Reputation: 742
I have some array A
, and the corresponding elements of the array bins
contain each row's bin assignment. I want to construct an array S
, such that
S[0, :] = (A[(bins == 0), :]).sum(axis=0)
This is rather easy to do with np.stack
and list comprehensions, but it seems overly complicated and not terribly readable.
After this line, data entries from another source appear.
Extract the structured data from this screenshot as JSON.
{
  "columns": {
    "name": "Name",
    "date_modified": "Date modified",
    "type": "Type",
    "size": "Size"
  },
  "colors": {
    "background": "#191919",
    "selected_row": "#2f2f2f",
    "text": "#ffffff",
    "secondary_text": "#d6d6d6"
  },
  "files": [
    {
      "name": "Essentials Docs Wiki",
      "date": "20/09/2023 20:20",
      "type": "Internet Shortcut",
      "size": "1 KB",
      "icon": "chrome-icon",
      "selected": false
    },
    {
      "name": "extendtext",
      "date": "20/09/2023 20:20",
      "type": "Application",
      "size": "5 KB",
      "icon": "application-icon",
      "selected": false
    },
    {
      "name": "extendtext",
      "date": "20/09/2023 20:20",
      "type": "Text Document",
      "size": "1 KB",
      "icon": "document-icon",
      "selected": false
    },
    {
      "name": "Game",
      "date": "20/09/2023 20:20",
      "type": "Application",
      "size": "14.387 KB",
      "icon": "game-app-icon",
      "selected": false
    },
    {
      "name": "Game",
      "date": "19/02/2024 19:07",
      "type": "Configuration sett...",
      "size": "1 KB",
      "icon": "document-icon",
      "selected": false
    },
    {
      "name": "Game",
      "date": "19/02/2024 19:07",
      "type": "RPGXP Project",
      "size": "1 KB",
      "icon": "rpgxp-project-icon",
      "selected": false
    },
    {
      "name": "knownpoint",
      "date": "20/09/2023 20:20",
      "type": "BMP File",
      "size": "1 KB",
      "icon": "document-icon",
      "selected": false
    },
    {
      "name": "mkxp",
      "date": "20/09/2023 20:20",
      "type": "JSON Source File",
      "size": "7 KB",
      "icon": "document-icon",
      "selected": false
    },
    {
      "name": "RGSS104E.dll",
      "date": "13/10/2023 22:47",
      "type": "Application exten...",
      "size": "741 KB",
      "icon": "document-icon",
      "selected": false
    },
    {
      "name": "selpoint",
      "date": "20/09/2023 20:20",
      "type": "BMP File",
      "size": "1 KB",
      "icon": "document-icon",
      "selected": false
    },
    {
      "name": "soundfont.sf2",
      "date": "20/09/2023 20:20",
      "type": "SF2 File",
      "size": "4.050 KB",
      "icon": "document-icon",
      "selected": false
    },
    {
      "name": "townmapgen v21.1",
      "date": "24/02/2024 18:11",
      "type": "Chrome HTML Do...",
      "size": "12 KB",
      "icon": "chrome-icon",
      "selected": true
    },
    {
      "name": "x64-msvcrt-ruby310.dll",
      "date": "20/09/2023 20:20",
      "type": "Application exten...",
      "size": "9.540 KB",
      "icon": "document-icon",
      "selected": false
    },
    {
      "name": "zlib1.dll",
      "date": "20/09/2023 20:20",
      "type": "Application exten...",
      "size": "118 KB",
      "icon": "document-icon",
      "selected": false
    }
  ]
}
Is there a more general way to sum (or even apply some general function to) slices of arrays with bin assignments? scipy.stats.binned_statistic
is along the right lines, but requires that bin assignments and values to compute the functions on are the same shape (since I am using slices, this is not the case).
For example, if
A = np.array([[1., 2., 3., 4.],
[2., 3., 4., 5.],
[9., 8., 7., 6.],
[8., 7., 6., 5.]])
and
bins = np.array([0, 1, 0, 2])
then it should result in
S = np.array([[10., 10., 10., 10.],
[2., 3., 4., 5. ],
[8., 7., 6., 5. ]])
Upvotes: 2
Views: 297
Reputation: 221624
Here's an approach with matrix-multiplication
using np.dot
-
(bins == np.arange(bins.max()+1)[:,None]).dot(A)
Sample run -
In [40]: A = np.array([[1., 2., 3., 4.],
...: [2., 3., 4., 5.],
...: [9., 8., 7., 6.],
...: [8., 7., 6., 5.]])
In [41]: bins = np.array([0, 1, 0, 2])
In [42]: (bins == np.arange(bins.max()+1)[:,None]).dot(A)
Out[42]:
array([[ 10., 10., 10., 10.],
[ 2., 3., 4., 5.],
[ 8., 7., 6., 5.]])
Performance boost
A more efficient way to create the mask (bins == np.arange(bins.max()+1)[:,None])
, would be like so -
mask = np.zeros((bins.max()+1, len(bins)), dtype=bool)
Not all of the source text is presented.